Loan Originator Perspectives
"Great way to end the week, with bonds rallying. Just about every
lender did reprice today and the rate sheets that I have seen are the
best in a long time. I think next week we give back some of these gains
going into non farm payrolls, but I am sticking with my same guidance.
If you are within 15 days of closing, lock today. Longer term closings
could probably float til next week, but with the gains today there is
nothing wrong with locking." -Victor Burek, Open Mortgage
"Look like the "Friendly Friday" trend continues. Mortgage rates ever so
slightly better than yesterday. Why not take advantage of some of the
lowest rates within last three months?" -Bob Van Gilder, Finance One Mortgage
"Yesterday's moderate weakness is now a distant memory as rate markets
logged nice gains at week end. Positive lender reprices were common
throughout the day, and for the week we gained over 100 bps in loan
pricing. The trend remains our friend, have to wonder if markets agree
with the Fed that the economy is indeed far from robust. Should be a
happy weekend for home shoppers, rates best they're been in over 2
months." -Ted Rood, Senior Originator, Wintrust Mortgage
"Another good day and overall week for rate watchers. Next weeks jobs report will be undoubtedly the difference maker to this rally. Until then be weary of secondary traders hedging for a worst cast scenario report, potential tape bombs, and pipeline control. Fridays are not typically lock days, but with rates at 3 month lows, and considering what we dealt with from June to date, borrowers may need to lock depending on their time frame to close. Proceed with caution." -Constantine Floropoulos, Quontic Bank
"I think we are in nice rally at least until the run up to the jobs number. With shutdown uncertainty and fed fears put to the side for a while there is no reason not to float a day or two and try to get to 4.25%." -Chris Marconi VP Residential Lending First Midwest Bank
Today's Best-Execution Rates
- 30YR FIXED - 4.25%
- FHA/VA - 4.0-4.25%
- 15 YEAR FIXED - 3.375-3.5%
- 5 YEAR ARMS - 3.0-3.50% depending on the lender
Ongoing Lock/Float Considerations
- Uncertainty over the Fed's bond-buying plans is causing immense volatility in rates markets and generally leading rates quickly higher
- Expectations for "tapering" (a reduction in "QE3" asset purchases) mounted over the summer and September 18th was seen as the most likely day for a potential tapering announcement
- But the Fed decided to keep a change in QE amounts on hold until the economy could more convincingly show that rising rates (which had been rising because markets expected the Fed to taper!) wouldn't be too big an impediment to further improvement.
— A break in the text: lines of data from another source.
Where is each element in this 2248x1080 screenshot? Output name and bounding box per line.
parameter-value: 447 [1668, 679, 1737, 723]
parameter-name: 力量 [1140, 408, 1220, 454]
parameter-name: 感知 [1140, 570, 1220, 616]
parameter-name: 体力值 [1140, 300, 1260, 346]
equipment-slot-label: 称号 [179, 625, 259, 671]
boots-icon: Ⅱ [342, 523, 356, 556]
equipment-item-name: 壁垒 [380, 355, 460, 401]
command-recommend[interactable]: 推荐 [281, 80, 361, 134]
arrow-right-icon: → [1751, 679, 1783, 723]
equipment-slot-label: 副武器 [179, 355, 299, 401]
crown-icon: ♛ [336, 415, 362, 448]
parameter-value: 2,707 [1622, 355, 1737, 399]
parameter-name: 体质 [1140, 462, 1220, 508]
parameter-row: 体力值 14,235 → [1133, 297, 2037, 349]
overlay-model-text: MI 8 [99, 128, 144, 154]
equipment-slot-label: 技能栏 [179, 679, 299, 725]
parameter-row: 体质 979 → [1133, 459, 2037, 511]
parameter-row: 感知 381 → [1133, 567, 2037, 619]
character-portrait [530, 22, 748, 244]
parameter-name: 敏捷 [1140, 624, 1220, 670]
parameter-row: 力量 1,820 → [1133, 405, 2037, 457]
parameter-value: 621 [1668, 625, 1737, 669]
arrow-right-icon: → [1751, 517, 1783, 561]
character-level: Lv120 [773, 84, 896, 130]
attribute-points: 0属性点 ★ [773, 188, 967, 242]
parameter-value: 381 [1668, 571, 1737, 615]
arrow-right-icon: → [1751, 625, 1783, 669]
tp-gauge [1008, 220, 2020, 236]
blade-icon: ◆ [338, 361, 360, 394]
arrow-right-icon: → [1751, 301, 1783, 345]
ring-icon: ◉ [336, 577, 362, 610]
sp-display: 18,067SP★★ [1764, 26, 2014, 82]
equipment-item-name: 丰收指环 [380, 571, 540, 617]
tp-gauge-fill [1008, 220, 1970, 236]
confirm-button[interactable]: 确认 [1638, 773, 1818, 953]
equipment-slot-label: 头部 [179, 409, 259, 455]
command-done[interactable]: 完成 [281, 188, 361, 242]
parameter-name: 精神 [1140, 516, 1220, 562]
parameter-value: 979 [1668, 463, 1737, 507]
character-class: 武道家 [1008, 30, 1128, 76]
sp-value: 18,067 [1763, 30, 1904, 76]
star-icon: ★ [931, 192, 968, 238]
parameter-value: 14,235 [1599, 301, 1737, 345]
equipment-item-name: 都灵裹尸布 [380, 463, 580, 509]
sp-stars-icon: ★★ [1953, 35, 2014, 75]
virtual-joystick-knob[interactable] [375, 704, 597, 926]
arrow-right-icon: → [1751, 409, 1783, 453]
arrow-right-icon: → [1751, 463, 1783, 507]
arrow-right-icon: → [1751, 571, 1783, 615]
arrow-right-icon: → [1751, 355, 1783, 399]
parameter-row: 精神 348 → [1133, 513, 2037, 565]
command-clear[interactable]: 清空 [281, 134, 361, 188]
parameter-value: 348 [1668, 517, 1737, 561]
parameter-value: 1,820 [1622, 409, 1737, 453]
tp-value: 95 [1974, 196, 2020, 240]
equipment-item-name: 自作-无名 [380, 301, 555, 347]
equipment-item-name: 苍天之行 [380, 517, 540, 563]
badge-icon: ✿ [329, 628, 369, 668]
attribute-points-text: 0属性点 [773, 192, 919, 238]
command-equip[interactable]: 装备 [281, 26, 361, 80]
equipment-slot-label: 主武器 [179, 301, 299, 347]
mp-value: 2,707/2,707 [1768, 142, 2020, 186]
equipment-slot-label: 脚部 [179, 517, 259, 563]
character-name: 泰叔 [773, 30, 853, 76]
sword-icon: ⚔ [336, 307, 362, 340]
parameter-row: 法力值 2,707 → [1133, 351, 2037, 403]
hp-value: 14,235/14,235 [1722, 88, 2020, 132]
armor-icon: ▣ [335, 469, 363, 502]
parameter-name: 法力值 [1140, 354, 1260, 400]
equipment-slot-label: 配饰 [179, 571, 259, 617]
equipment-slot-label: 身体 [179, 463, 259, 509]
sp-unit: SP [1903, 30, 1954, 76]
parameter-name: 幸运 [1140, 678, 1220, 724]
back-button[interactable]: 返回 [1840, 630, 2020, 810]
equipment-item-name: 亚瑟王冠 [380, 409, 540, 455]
- That's resulted in the first meaningful "pause" in the "rising rate environment" since it began in earnest in May, 2013. This won't necessarily be an ongoing move in the other direction, and we're nowhere near May's rates yet, but it's a good opportunity to get back in the market if rising rates pushed you out sometime between now and then.
- The extent to which that remains true relies on incoming economic data. Strong data will increase the speculation that the next Fed meeting will contain a reduction in purchases
- (As always, please keep in mind that our Best-Execution rate always pertains to a completely ideal scenario. There are many reasons a quoted rate may differ from our average rates, and in those cases, assuming you're following along on a day to day basis, simply use the Best-Ex levels we quote as a baseline to track potential movement in your quoted rate).